Sold out styles drove 50% more new buyers than other items on the resale market, according to The RealReal’s 2022 luxury resale report, which analyzed resale trends across the platform’s over 24 million members.
Shipment delays and factory shutdowns were mostly to blame for these sold-out products. Supply chain issues in 2021 created a mismatch between supply and demand. As such, the resale market was often the only place for people to get their hands on certain luxury items, generally at a much higher price point. This caused certain coveted items like the Hermès Avalon blanket and a Chanel flap bag to see surges in value, thanks to being almost impossible to obtain on the primary market.
Within the booming resale sector, high value Nike sneakers topped the market in terms of value.
The resale value for in-demand Nike sneakers grew 32% year over year, nabbing the top spot among the top five brands with the the biggest resale value gains. After Nike, brands that made it to the list included Rolex, Bottega Veneta, Chrome Hearts and Hermès.
Part of the reason for Nike’s continued resale success was its low supply of items in high-demand, such as its coveted sneaker collaborations. One pair of Nike SB Dunk Low Staple NYC Pigeon sneakers, designed by Jeff Staple, sold for $18,000 on The RealReal, making it one of the most valuable pieces to ever sell on the site.
“Rapidly rising demand and limited availability for its most sought-after styles drove Nike to see double the resale value gain of any other brand this year,” said Mayank Hajela, The RealReal’s senior director of men’s. “While the release of new Dunk styles and ongoing collaborations with brands like Off-White and Sacai made Nikes coveted across generations, it’s primarily savvy millennials who are flipping pairs for profit.”

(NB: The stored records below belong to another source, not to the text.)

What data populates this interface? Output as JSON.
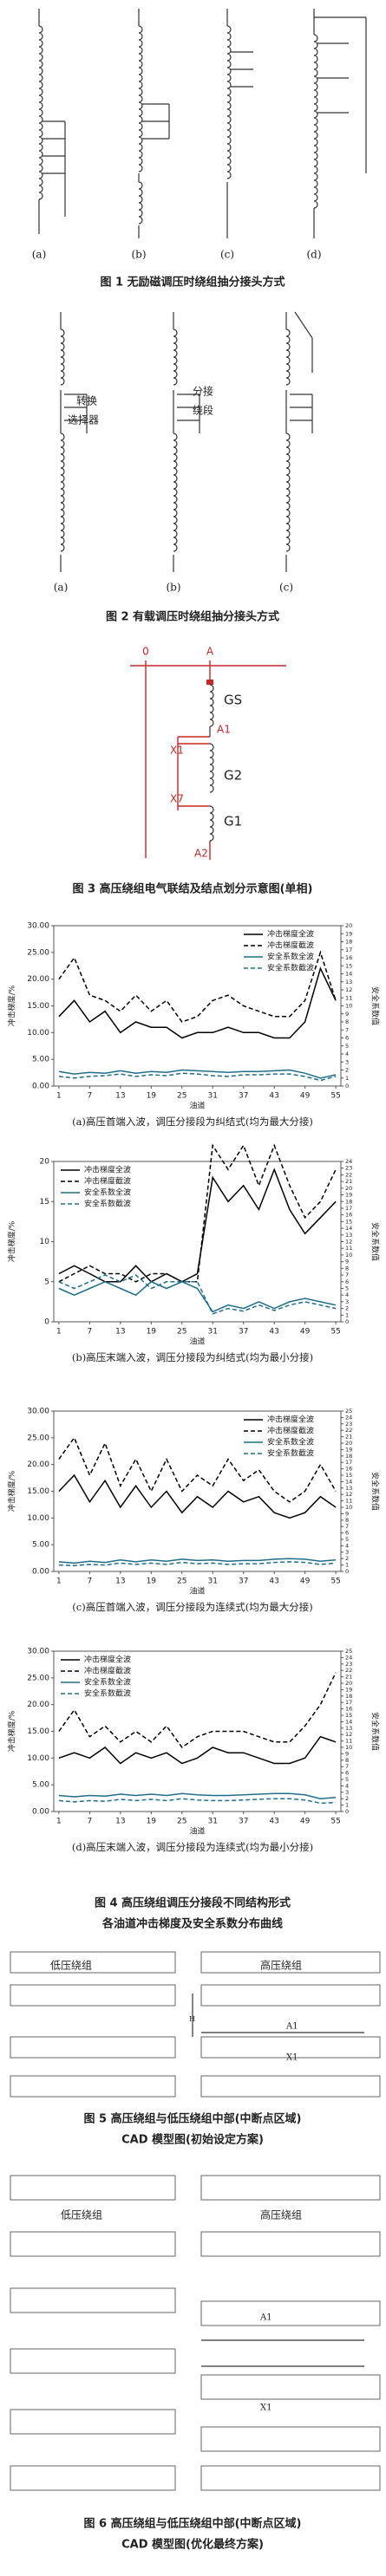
{
  "figure1": {
    "labels": [
      "(a)",
      "(b)",
      "(c)",
      "(d)"
    ],
    "caption": "图 1 无励磁调压时绕组抽分接头方式"
  },
  "figure2": {
    "labels": [
      "转换",
      "选择器",
      "分接",
      "绕段",
      "(a)",
      "(b)",
      "(c)"
    ],
    "caption": "图 2 有载调压时绕组抽分接头方式"
  },
  "figure3": {
    "labels": [
      "0",
      "A",
      "GS",
      "A1",
      "X1",
      "G2",
      "X7",
      "G1",
      "A2"
    ],
    "caption": "图 3 高压绕组电气联结及结点划分示意图(单相)"
  },
  "chart_data": [
    {
      "type": "line",
      "subtitle": "(a)高压首端入波，调压分接段为纠结式(均为最大分接)",
      "x_label": "油道",
      "y_label": "冲击梯度/%",
      "y2_label": "安全系数值",
      "legend": "upper right",
      "x": [
        1,
        4,
        7,
        10,
        13,
        16,
        19,
        22,
        25,
        28,
        31,
        34,
        37,
        40,
        43,
        46,
        49,
        52,
        55
      ],
      "xlim": [
        0,
        56
      ],
      "xticks": [
        1,
        7,
        13,
        19,
        25,
        31,
        37,
        43,
        49,
        55
      ],
      "ylim": [
        0,
        30
      ],
      "yticks": [
        {
          "value": 0,
          "label": "0.00"
        },
        {
          "value": 5,
          "label": "5.00"
        },
        {
          "value": 10,
          "label": "10.00"
        },
        {
          "value": 15,
          "label": "15.00"
        },
        {
          "value": 20,
          "label": "20.00"
        },
        {
          "value": 25,
          "label": "25.00"
        },
        {
          "value": 30,
          "label": "30.00"
        }
      ],
      "y2lim": [
        0,
        20
      ],
      "y2ticks": [
        0,
        1,
        2,
        3,
        4,
        5,
        6,
        7,
        8,
        9,
        10,
        11,
        12,
        13,
        14,
        15,
        16,
        17,
        18,
        19,
        20
      ],
      "series": [
        {
          "name": "冲击梯度全波",
          "color": "#000000",
          "line_style": "solid",
          "values": [
            13,
            16,
            12,
            14,
            10,
            12,
            11,
            11,
            9,
            10,
            10,
            11,
            10,
            10,
            9,
            9,
            12,
            22,
            16
          ]
        },
        {
          "name": "冲击梯度截波",
          "color": "#000000",
          "line_style": "dashed",
          "values": [
            20,
            24,
            17,
            16,
            14,
            17,
            14,
            16,
            12,
            13,
            16,
            17,
            15,
            14,
            13,
            13,
            16,
            25,
            16
          ]
        },
        {
          "name": "安全系数全波",
          "color": "#1f6e8c",
          "line_style": "solid",
          "axis": "y2",
          "values": [
            1.8,
            1.5,
            1.7,
            1.6,
            1.9,
            1.6,
            1.8,
            1.7,
            2.0,
            1.9,
            1.8,
            1.7,
            1.8,
            1.8,
            1.9,
            2.0,
            1.6,
            1.0,
            1.4
          ]
        },
        {
          "name": "安全系数截波",
          "color": "#1f6e8c",
          "line_style": "dashed",
          "axis": "y2",
          "values": [
            1.2,
            1.0,
            1.2,
            1.3,
            1.5,
            1.2,
            1.4,
            1.3,
            1.6,
            1.5,
            1.3,
            1.2,
            1.4,
            1.4,
            1.5,
            1.5,
            1.2,
            0.7,
            1.2
          ]
        }
      ]
    },
    {
      "type": "line",
      "subtitle": "(b)高压末端入波，调压分接段为纠结式(均为最小分接)",
      "x_label": "油道",
      "y_label": "冲击梯度/%",
      "y2_label": "安全系数值",
      "legend": "upper left",
      "x": [
        1,
        4,
        7,
        10,
        13,
        16,
        19,
        22,
        25,
        28,
        31,
        34,
        37,
        40,
        43,
        46,
        49,
        52,
        55
      ],
      "xlim": [
        0,
        56
      ],
      "xticks": [
        1,
        7,
        13,
        19,
        25,
        31,
        37,
        43,
        49,
        55
      ],
      "ylim": [
        0,
        20
      ],
      "yticks": [
        0,
        5,
        10,
        15,
        20
      ],
      "y2lim": [
        0,
        24
      ],
      "y2ticks": [
        0,
        1,
        2,
        3,
        4,
        5,
        6,
        7,
        8,
        9,
        10,
        11,
        12,
        13,
        14,
        15,
        16,
        17,
        18,
        19,
        20,
        21,
        22,
        23,
        24
      ],
      "series": [
        {
          "name": "冲击梯度全波",
          "color": "#000000",
          "line_style": "solid",
          "values": [
            6,
            7,
            6,
            5,
            5,
            7,
            5,
            6,
            5,
            6,
            18,
            15,
            17,
            14,
            19,
            14,
            11,
            13,
            15
          ]
        },
        {
          "name": "冲击梯度截波",
          "color": "#000000",
          "line_style": "dashed",
          "values": [
            5,
            6,
            7,
            6,
            6,
            5,
            6,
            6,
            5,
            5,
            22,
            19,
            22,
            17,
            22,
            17,
            13,
            15,
            19
          ]
        },
        {
          "name": "安全系数全波",
          "color": "#1f6e8c",
          "line_style": "solid",
          "axis": "y2",
          "values": [
            5,
            4,
            5,
            6,
            5,
            4,
            6,
            5,
            6,
            5,
            1.5,
            2.5,
            2,
            3,
            2,
            3,
            3.5,
            3,
            2.5
          ]
        },
        {
          "name": "安全系数截波",
          "color": "#1f6e8c",
          "line_style": "dashed",
          "axis": "y2",
          "values": [
            6,
            5,
            6,
            7,
            6,
            7,
            5,
            6,
            6,
            6,
            1.2,
            2,
            1.6,
            2.5,
            1.7,
            2.5,
            3,
            2.5,
            2
          ]
        }
      ]
    },
    {
      "type": "line",
      "subtitle": "(c)高压首端入波，调压分接段为连续式(均为最大分接)",
      "x_label": "油道",
      "y_label": "冲击梯度/%",
      "y2_label": "安全系数值",
      "legend": "upper right",
      "x": [
        1,
        4,
        7,
        10,
        13,
        16,
        19,
        22,
        25,
        28,
        31,
        34,
        37,
        40,
        43,
        46,
        49,
        52,
        55
      ],
      "xlim": [
        0,
        56
      ],
      "xticks": [
        1,
        7,
        13,
        19,
        25,
        31,
        37,
        43,
        49,
        55
      ],
      "ylim": [
        0,
        30
      ],
      "yticks": [
        {
          "value": 0,
          "label": "0.00"
        },
        {
          "value": 5,
          "label": "5.00"
        },
        {
          "value": 10,
          "label": "10.00"
        },
        {
          "value": 15,
          "label": "15.00"
        },
        {
          "value": 20,
          "label": "20.00"
        },
        {
          "value": 25,
          "label": "25.00"
        },
        {
          "value": 30,
          "label": "30.00"
        }
      ],
      "y2lim": [
        0,
        25
      ],
      "y2ticks": [
        0,
        1,
        2,
        3,
        4,
        5,
        6,
        7,
        8,
        9,
        10,
        11,
        12,
        13,
        14,
        15,
        16,
        17,
        18,
        19,
        20,
        21,
        22,
        23,
        24,
        25
      ],
      "series": [
        {
          "name": "冲击梯度全波",
          "color": "#000000",
          "line_style": "solid",
          "values": [
            15,
            18,
            13,
            17,
            12,
            16,
            12,
            15,
            11,
            14,
            12,
            15,
            13,
            14,
            11,
            10,
            11,
            14,
            12
          ]
        },
        {
          "name": "冲击梯度截波",
          "color": "#000000",
          "line_style": "dashed",
          "values": [
            21,
            25,
            18,
            24,
            16,
            21,
            15,
            21,
            15,
            18,
            16,
            21,
            17,
            19,
            15,
            13,
            15,
            20,
            15
          ]
        },
        {
          "name": "安全系数全波",
          "color": "#1f6e8c",
          "line_style": "solid",
          "axis": "y2",
          "values": [
            1.5,
            1.3,
            1.6,
            1.4,
            1.8,
            1.5,
            1.8,
            1.6,
            1.9,
            1.7,
            1.8,
            1.6,
            1.7,
            1.7,
            1.9,
            2.0,
            1.9,
            1.6,
            1.8
          ]
        },
        {
          "name": "安全系数截波",
          "color": "#1f6e8c",
          "line_style": "dashed",
          "axis": "y2",
          "values": [
            1.0,
            0.9,
            1.1,
            1.0,
            1.3,
            1.1,
            1.3,
            1.1,
            1.4,
            1.2,
            1.3,
            1.1,
            1.2,
            1.2,
            1.4,
            1.5,
            1.4,
            1.1,
            1.3
          ]
        }
      ]
    },
    {
      "type": "line",
      "subtitle": "(d)高压末端入波，调压分接段为连续式(均为最小分接)",
      "x_label": "油道",
      "y_label": "冲击梯度/%",
      "y2_label": "安全系数值",
      "legend": "upper left",
      "x": [
        1,
        4,
        7,
        10,
        13,
        16,
        19,
        22,
        25,
        28,
        31,
        34,
        37,
        40,
        43,
        46,
        49,
        52,
        55
      ],
      "xlim": [
        0,
        56
      ],
      "xticks": [
        1,
        7,
        13,
        19,
        25,
        31,
        37,
        43,
        49,
        55
      ],
      "ylim": [
        0,
        30
      ],
      "yticks": [
        {
          "value": 0,
          "label": "0.00"
        },
        {
          "value": 5,
          "label": "5.00"
        },
        {
          "value": 10,
          "label": "10.00"
        },
        {
          "value": 15,
          "label": "15.00"
        },
        {
          "value": 20,
          "label": "20.00"
        },
        {
          "value": 25,
          "label": "25.00"
        },
        {
          "value": 30,
          "label": "30.00"
        }
      ],
      "y2lim": [
        0,
        25
      ],
      "y2ticks": [
        0,
        1,
        2,
        3,
        4,
        5,
        6,
        7,
        8,
        9,
        10,
        11,
        12,
        13,
        14,
        15,
        16,
        17,
        18,
        19,
        20,
        21,
        22,
        23,
        24,
        25
      ],
      "series": [
        {
          "name": "冲击梯度全波",
          "color": "#000000",
          "line_style": "solid",
          "values": [
            10,
            11,
            10,
            12,
            9,
            11,
            10,
            11,
            9,
            10,
            12,
            11,
            11,
            10,
            9,
            9,
            10,
            14,
            13
          ]
        },
        {
          "name": "冲击梯度截波",
          "color": "#000000",
          "line_style": "dashed",
          "values": [
            15,
            19,
            14,
            16,
            13,
            15,
            13,
            16,
            12,
            14,
            15,
            15,
            15,
            14,
            13,
            13,
            16,
            20,
            26
          ]
        },
        {
          "name": "安全系数全波",
          "color": "#1f6e8c",
          "line_style": "solid",
          "axis": "y2",
          "values": [
            2.5,
            2.3,
            2.5,
            2.4,
            2.7,
            2.5,
            2.7,
            2.5,
            2.8,
            2.6,
            2.5,
            2.5,
            2.6,
            2.7,
            2.8,
            2.8,
            2.6,
            2.0,
            2.2
          ]
        },
        {
          "name": "安全系数截波",
          "color": "#1f6e8c",
          "line_style": "dashed",
          "axis": "y2",
          "values": [
            1.7,
            1.5,
            1.7,
            1.6,
            1.9,
            1.7,
            1.9,
            1.7,
            2.0,
            1.8,
            1.7,
            1.7,
            1.8,
            1.9,
            2.0,
            2.0,
            1.8,
            1.3,
            1.4
          ]
        }
      ]
    }
  ],
  "figure4": {
    "caption": [
      "图 4 高压绕组调压分接段不同结构形式",
      "各油道冲击梯度及安全系数分布曲线"
    ]
  },
  "figure5": {
    "labels": [
      "低压绕组",
      "高压绕组",
      "A1",
      "X1",
      "H"
    ],
    "caption": [
      "图 5 高压绕组与低压绕组中部(中断点区域)",
      "CAD 模型图(初始设定方案)"
    ]
  },
  "figure6": {
    "labels": [
      "低压绕组",
      "高压绕组",
      "A1",
      "X1"
    ],
    "caption": [
      "图 6 高压绕组与低压绕组中部(中断点区域)",
      "CAD 模型图(优化最终方案)"
    ]
  }
}
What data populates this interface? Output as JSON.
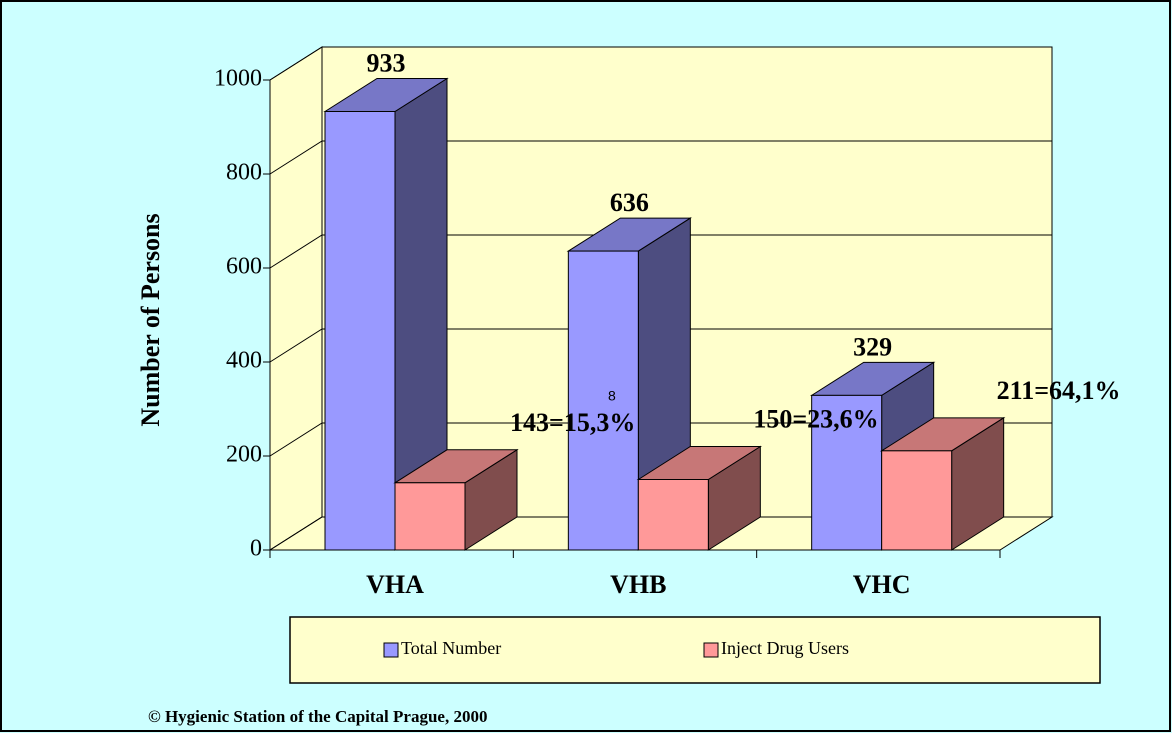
{
  "chart_data": {
    "type": "bar3d",
    "ylabel": "Number of Persons",
    "categories": [
      "VHA",
      "VHB",
      "VHC"
    ],
    "series": [
      {
        "name": "Total Number",
        "color": "#9999ff",
        "values": [
          933,
          636,
          329
        ]
      },
      {
        "name": "Inject Drug Users",
        "color": "#ff9999",
        "values": [
          143,
          150,
          211
        ],
        "value_labels": [
          "143=15,3%",
          "150=23,6%",
          "211=64,1%"
        ]
      }
    ],
    "ylim": [
      0,
      1000
    ],
    "yticks": [
      0,
      200,
      400,
      600,
      800,
      1000
    ],
    "grid": true,
    "annotation": "8",
    "source": "© Hygienic Station of the Capital Prague, 2000"
  }
}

New Balance had a strong year as well, with the resale value for the brand growing 61% year over year. Certain New Balance sneaker collaborations resold for up to 387% more than retail price.
“When Teddy Santis of Aimé Leon Dore was tapped to be a creative director for New Balance, he applied his clean-cut design aesthetic to turn almost-forgotten styles like the 550 into iconic must-haves, driving up popularity and demand for the brand,” said The RealReal sneaker and streetwear expert Sean Conway. “This year, New Balance achieved something most of its competitors didn’t — rising resale demand and value for its basic styles and colorways.”